In both of these studies (3,7), the saline lavage and reaspiration cohorts were comprised of patients from whom an adequate volume of synovial fluid could not be aspirated. This nonrandomized method of subject allocation may lead to an increased risk of selection bias. In order to combat this limitation, future studies should randomize patients into direct aspiration or saline lavage cohorts before aspiration is attempted. In this case, for patients who have adequate volumes of synovial fluid and are randomized into the saline lavage cohort, a direct comparison between the native joint fluid and the saline lavage-reaspiration samples can be carried out. A study conducted in this manner would help elucidate the true effect of saline lavage on joint fluid analyses.

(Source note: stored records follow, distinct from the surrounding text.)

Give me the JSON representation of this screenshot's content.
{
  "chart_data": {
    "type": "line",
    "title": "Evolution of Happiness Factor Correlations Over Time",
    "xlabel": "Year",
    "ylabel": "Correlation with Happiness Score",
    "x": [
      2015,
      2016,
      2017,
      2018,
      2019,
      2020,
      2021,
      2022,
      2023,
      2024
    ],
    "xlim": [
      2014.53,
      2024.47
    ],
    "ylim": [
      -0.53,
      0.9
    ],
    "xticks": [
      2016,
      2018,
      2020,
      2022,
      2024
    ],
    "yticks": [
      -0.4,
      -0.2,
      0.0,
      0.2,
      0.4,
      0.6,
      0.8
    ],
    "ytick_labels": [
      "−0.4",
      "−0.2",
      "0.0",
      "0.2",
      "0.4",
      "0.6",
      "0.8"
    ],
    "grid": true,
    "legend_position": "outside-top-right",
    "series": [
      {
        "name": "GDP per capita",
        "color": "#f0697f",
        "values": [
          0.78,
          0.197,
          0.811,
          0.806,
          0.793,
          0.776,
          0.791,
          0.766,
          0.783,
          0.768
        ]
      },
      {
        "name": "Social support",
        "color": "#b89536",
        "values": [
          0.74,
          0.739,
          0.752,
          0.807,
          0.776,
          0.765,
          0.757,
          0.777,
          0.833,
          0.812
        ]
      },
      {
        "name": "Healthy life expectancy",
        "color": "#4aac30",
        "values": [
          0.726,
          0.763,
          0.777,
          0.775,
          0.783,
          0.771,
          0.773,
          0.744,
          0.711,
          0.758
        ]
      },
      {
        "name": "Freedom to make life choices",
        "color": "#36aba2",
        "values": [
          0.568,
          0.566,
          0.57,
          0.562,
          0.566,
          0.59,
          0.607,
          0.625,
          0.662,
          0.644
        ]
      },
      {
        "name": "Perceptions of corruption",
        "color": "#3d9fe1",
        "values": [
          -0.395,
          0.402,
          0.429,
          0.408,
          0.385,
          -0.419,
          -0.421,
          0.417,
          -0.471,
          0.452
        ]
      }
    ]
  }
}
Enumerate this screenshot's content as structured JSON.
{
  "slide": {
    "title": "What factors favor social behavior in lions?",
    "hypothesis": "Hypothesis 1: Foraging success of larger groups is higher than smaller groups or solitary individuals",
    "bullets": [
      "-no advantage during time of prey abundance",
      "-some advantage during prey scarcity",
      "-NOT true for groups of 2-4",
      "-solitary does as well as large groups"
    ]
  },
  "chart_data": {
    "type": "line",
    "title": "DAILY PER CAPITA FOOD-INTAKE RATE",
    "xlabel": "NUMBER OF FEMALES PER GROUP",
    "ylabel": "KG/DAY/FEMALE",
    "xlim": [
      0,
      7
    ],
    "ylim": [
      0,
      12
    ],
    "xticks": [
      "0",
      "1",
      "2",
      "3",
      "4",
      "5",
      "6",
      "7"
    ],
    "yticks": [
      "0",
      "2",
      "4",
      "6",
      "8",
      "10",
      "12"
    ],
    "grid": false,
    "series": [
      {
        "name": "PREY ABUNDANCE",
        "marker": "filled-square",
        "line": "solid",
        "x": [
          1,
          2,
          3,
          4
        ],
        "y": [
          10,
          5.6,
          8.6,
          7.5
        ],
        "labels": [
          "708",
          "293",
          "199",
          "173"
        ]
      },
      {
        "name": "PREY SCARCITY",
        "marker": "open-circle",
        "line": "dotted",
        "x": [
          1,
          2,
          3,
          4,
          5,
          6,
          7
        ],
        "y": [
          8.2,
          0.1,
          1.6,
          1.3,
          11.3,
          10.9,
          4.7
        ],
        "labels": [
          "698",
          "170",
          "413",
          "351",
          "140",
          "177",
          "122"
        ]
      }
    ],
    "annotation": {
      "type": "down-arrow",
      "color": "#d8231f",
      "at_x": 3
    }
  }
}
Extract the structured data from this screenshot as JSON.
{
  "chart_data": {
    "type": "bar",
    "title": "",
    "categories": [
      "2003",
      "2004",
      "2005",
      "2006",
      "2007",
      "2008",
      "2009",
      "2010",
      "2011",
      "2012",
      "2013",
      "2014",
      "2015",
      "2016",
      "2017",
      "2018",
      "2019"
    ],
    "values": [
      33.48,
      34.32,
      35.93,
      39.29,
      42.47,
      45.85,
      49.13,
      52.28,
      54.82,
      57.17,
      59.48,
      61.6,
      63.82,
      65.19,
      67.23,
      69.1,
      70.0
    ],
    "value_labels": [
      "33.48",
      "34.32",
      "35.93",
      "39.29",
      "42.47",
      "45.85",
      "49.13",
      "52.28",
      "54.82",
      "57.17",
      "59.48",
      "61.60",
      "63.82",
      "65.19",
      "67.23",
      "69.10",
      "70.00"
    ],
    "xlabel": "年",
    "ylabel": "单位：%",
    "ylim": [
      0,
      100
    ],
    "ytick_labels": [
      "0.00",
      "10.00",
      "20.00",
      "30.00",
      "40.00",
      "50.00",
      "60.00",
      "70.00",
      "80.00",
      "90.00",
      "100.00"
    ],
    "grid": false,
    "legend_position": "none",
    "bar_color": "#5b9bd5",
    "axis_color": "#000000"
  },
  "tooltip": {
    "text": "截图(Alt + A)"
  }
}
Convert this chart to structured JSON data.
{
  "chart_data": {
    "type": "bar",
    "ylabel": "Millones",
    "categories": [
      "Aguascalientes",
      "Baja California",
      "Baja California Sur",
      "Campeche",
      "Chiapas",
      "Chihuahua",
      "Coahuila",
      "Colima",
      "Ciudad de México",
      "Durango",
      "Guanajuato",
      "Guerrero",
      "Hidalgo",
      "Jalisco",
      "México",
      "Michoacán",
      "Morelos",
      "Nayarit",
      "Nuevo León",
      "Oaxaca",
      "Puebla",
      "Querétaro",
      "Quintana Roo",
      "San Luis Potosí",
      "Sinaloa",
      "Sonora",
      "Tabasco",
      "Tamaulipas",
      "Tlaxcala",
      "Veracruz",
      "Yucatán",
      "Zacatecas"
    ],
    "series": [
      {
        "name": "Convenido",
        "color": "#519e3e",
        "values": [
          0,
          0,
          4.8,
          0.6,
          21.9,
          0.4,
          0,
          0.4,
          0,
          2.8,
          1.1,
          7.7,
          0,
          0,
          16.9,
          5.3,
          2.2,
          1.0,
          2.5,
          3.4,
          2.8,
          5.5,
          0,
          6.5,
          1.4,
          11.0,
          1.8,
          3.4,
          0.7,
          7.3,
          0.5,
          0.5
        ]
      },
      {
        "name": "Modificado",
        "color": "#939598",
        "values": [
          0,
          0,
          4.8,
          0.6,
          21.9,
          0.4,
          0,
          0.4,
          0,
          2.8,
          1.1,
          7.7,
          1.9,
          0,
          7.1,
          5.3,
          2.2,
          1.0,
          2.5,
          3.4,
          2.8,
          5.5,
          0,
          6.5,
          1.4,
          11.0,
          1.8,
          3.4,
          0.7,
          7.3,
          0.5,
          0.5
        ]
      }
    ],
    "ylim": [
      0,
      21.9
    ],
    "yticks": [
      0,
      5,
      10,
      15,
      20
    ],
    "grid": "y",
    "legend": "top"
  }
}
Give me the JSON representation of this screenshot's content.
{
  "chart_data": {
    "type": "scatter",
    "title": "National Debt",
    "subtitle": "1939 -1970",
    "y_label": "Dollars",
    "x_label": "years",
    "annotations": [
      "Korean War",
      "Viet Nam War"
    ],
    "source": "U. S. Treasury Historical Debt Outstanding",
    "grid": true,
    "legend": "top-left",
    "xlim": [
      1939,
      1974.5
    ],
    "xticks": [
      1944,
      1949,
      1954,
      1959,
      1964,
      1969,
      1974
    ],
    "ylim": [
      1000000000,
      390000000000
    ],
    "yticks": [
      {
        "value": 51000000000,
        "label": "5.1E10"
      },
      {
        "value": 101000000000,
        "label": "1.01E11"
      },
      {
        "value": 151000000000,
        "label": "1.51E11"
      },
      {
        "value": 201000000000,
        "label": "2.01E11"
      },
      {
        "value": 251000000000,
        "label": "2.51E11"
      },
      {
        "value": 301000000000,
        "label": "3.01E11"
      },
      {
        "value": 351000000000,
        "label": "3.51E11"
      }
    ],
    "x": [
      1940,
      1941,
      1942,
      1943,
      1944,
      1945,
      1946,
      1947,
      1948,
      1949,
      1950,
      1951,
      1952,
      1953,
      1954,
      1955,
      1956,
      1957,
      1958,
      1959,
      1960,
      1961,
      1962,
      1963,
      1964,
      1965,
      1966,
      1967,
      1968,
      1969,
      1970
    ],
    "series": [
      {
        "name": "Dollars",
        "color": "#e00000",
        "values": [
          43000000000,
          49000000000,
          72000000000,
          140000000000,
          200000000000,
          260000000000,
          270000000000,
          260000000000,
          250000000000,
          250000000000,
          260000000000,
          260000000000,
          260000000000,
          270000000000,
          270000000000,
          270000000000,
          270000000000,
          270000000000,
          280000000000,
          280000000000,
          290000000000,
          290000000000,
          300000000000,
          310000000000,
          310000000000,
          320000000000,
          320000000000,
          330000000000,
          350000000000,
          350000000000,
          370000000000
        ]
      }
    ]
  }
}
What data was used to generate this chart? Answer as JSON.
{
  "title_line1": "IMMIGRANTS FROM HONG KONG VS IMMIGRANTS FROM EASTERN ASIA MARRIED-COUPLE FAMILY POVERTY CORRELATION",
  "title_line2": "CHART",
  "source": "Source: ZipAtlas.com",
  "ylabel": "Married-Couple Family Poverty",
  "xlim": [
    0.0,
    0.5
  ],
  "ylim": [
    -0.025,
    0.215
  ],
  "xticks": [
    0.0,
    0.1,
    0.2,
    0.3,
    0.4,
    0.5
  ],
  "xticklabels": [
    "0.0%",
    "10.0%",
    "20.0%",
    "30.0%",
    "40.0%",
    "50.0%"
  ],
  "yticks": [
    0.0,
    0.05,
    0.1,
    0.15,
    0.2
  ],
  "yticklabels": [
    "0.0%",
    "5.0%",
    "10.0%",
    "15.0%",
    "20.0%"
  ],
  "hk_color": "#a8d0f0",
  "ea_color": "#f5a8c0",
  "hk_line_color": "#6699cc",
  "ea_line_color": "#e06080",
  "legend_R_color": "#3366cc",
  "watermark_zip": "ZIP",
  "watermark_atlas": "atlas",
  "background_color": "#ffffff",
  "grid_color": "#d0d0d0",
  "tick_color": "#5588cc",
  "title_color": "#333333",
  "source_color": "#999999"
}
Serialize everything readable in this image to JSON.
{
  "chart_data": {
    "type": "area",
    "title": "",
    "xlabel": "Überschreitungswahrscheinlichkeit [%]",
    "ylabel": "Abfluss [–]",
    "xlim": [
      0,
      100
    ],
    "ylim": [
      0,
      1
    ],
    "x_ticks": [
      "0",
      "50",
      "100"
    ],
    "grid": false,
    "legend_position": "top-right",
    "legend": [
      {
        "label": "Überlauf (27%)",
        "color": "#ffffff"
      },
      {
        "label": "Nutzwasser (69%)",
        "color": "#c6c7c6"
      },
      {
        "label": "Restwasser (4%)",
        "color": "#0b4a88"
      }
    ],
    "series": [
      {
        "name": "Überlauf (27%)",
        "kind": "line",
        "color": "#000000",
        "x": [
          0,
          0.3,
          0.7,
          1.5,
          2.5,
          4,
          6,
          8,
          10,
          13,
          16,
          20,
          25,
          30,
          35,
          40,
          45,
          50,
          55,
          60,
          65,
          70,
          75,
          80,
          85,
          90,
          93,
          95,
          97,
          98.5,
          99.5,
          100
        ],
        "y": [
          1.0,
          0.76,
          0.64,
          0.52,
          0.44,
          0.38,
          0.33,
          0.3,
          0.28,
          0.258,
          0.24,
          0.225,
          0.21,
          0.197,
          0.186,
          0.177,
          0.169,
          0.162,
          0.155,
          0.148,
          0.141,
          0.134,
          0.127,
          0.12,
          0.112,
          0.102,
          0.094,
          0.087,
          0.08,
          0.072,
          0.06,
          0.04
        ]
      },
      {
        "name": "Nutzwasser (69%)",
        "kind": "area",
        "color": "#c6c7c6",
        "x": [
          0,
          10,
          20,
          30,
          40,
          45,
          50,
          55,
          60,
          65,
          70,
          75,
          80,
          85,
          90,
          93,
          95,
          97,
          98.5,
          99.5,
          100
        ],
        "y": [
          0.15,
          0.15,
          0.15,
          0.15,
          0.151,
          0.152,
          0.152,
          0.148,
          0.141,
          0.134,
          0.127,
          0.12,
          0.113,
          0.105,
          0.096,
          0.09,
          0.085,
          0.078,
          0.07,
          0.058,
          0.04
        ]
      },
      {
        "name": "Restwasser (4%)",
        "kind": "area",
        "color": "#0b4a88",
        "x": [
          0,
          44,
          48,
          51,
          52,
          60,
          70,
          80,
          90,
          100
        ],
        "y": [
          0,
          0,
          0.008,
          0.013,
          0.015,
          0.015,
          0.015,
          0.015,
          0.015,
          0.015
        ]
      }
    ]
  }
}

Due to the limited availability of evidence to determine the utility of saline lavage and reaspiration for the diagnosis of PJIs, Li et al. (7) should be commended for their efforts in addressing this controversy. Randomized controlled trials are warranted to further clarify the effect of saline lavage on synovial fluid culture and other laboratory analyses.
Acknowledgments
None.
Footnote
Conflicts of Interest: The authors have no conflicts of interest to declare.
Ethical Statement: The authors are accountable for all aspects of the work in ensuring that questions related to the accuracy or integrity of any part of the work are appropriately investigated and resolved.